などなど、答えは一つではないのですが、その都度こういう考えもあるよと伝えてあげます。そして、それだけで終わらず、じゃあ、あなたならどう思う?という形で、この段階では稚拙でも良いから本人の言葉で言える意見を引き出す作業をします。ただ、ここでよく面倒臭い問題が起こりまして、「でも、私はそんな風には思わないもん!」てなことを言って、大人風の考え方を突っぱねるお子様もいらっしゃいます。そうなるととても難しいのですが、そこはもう受験に受かるために割り切ってもらい、反発しても良いから知識として持っといてくれと言うか、本人が納得するまでディスカッションを続けるか、ケースバイケースでした。
テスト問題や、学校での話題など、うまく考えがまとまらなかった事柄があるたびに、これをまずは繰り返していきます。

専用のノート(ネタ帳)を作る!

 次にお勧めしたいのはこれらのことを一冊のノートに書いていくことです。まとめると言うよりは、蓄積していくイメージです。ノートに書くときには、特にジャンル別に整理することもなく、とにかく書いていきました。僕らはこれを「ネタ帳」と呼び、時には作文クラスで作文を書く時にもそれを眺めて書いてもらったりもしていました。
 だいたいこのノートは受験の半年くらい前から、つけてもらっていました。テストで作文の問題があった場合は必ず、お題とそれに対する考えをメモっていくようにしていると、それだけでも受験の頃には結構な知識になっています。
 また、このノートは面接で聞かれそうな質問と答えも書き込むようにするとさらに役立つものになると思います。

ネタを現在・過去・未来にまとめる

 さらに次の段階、これは受験直前ですが、ノートの内容を現在・過去・未来に分けて整理して書いていきます。

現在というのは、本人の信条、尊敬する人、価値観、いじめの対処法、家族のありがたさ、親に感謝する理由、などなどです。
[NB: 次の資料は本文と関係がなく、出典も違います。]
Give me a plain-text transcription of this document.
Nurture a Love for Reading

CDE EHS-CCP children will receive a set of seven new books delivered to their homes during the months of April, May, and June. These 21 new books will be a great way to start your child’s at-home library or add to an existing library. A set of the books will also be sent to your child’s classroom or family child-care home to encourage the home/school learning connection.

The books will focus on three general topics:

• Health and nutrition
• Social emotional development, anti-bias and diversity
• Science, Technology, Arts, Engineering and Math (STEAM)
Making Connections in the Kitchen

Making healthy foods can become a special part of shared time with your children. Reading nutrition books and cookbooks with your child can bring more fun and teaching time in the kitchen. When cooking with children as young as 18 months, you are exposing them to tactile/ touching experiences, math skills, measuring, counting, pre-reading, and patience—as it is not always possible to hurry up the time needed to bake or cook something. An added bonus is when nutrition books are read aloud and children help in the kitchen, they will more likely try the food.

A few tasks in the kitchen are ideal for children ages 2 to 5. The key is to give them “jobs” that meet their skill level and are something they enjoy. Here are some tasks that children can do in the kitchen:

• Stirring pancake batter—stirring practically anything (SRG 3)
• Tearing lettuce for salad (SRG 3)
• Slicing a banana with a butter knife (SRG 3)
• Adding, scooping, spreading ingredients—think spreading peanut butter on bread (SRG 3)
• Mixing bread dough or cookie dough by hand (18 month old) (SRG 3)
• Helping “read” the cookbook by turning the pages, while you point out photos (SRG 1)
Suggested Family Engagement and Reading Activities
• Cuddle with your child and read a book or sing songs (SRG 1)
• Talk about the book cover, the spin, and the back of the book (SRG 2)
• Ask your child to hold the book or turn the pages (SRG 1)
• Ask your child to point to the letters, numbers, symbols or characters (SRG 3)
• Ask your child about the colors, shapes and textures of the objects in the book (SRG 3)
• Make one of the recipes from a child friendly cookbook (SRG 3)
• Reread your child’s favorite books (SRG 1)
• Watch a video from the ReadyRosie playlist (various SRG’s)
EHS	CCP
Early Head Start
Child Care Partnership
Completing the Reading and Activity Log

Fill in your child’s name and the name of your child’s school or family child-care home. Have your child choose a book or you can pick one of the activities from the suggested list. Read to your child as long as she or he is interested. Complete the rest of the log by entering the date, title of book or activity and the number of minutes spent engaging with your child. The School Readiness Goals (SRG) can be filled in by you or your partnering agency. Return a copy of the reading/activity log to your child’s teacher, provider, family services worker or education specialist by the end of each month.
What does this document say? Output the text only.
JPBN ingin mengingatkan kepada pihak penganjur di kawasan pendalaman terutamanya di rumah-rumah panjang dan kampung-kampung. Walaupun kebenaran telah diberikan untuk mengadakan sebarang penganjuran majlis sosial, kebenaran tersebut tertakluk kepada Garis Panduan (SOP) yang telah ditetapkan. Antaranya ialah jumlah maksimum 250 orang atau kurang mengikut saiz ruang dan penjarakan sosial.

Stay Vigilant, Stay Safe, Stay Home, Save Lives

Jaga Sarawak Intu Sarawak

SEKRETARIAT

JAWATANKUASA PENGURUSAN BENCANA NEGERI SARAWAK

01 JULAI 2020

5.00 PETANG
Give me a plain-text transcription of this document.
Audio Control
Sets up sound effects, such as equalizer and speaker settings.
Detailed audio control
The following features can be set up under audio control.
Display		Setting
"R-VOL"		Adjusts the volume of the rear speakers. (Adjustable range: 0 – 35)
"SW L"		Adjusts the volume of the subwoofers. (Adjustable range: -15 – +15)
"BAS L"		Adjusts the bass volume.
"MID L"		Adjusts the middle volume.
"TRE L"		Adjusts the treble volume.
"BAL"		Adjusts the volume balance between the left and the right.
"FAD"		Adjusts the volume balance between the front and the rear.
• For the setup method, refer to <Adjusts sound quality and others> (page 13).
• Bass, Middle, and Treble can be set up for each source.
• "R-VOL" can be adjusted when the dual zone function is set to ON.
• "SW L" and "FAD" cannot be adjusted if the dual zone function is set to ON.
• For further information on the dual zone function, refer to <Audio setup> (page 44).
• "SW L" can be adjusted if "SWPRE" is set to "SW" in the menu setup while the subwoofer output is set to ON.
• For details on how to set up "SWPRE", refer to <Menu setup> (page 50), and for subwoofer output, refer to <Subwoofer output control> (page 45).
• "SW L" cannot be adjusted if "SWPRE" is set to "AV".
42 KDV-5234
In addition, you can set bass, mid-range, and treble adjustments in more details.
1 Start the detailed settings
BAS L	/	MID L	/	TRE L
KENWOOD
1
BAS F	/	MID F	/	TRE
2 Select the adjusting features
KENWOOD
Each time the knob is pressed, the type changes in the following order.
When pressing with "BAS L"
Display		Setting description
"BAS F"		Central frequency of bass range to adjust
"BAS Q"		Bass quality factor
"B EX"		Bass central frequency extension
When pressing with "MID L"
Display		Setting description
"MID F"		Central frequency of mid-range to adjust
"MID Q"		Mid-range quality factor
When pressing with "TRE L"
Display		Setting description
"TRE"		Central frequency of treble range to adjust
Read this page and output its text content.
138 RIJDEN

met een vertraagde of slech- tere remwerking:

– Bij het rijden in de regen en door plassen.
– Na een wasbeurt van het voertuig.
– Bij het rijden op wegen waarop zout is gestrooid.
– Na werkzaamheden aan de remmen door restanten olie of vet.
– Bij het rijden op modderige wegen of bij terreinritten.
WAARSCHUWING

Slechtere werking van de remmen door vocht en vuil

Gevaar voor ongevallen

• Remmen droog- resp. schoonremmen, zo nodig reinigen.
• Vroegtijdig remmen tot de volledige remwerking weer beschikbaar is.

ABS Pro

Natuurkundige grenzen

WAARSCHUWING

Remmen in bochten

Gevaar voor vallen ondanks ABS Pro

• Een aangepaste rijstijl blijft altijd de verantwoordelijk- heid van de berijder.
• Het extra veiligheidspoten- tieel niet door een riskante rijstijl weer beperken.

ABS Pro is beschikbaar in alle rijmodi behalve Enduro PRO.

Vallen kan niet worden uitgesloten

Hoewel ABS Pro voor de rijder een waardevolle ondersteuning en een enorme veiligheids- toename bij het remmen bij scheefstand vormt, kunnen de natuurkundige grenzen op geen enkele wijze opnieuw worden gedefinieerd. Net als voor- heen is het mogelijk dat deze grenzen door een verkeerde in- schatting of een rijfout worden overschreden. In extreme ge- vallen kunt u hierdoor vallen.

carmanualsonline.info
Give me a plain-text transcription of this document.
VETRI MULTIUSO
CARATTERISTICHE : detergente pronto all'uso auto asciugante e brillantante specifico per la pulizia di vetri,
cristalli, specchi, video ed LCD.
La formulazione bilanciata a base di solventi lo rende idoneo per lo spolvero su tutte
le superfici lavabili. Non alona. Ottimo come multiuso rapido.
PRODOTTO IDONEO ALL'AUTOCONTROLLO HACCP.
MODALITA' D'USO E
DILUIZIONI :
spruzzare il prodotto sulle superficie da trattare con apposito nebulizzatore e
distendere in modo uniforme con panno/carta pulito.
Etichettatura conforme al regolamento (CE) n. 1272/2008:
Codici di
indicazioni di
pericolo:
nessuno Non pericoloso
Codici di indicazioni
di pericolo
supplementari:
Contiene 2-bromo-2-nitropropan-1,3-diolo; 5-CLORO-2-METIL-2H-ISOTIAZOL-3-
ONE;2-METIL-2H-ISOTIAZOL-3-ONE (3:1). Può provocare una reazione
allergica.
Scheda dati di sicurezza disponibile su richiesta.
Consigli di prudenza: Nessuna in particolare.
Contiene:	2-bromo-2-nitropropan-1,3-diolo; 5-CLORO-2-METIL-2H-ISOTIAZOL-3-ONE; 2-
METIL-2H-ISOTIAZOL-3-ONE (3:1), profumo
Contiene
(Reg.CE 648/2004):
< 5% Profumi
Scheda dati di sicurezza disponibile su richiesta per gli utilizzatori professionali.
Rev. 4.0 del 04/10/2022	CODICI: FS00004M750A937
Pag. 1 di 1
前述の読書の良い点もここに入ります。
過去という中には、小・中学校で学んだこと、嬉しかったこと、など様々な経験(つまり過去の出来事)とそれぞれに対する気づきや考えが入ります。
未来には、中学校・高校でやってみたいこと、勉強したいこと、自分を合格させることで学校側が得られるメリット、将来の夢などが入ります。

 この作業を通して、これまでにはあまり向き合ったことのない少し堅苦しい考えについて、ある程度の知識を増やしてあげることができ、少しずつですが、そこにないものでも考えやすくなります。本を読むことの価値を考えたことがある人の方が、勉強することの必要性を問われた場合にも答えられる可能性が高くなるというようなイメージです。

まとめますと

①テスト問題など気になる問題、答えられない問題に出会うたびに考え方の例を示してあげる。それについて自分の言葉で話せるようにする。
②日頃から①のような問題に出会うたびに1冊のノートに書いてゆき、自分の「ネタ帳」を作る。この段階ではネタを蓄積していくイメージで。
③ネタが溜まったら現在・過去・未来に分けて整理する。

 気をつけていただきたいのは、このノートは暗記のためではなく、考えるトレーニングのためのものだと言うことです。それによって、ノートに書かれていない問題に出くわしたときに、「ああ、これ知ってるやつ!」と感じることができ、落ち着いて考えることができるようになります。暗記に頼っていると、全く同じ問題以外は知っている問題と感じることができなくなり、応用が利きません。それでは何が問題に出るか分からない受験では役立ちません。

 様々な話題について考えているうちに、それぞれの話題を分類ごとに分けたり、共通点を見つけたり、抽象化したりと言う作業ができるようになることを目標にしています。

 以上、僕の経験の中からお役に立てそうなことを書かせていただきました。少しでもお役に立てば幸いです。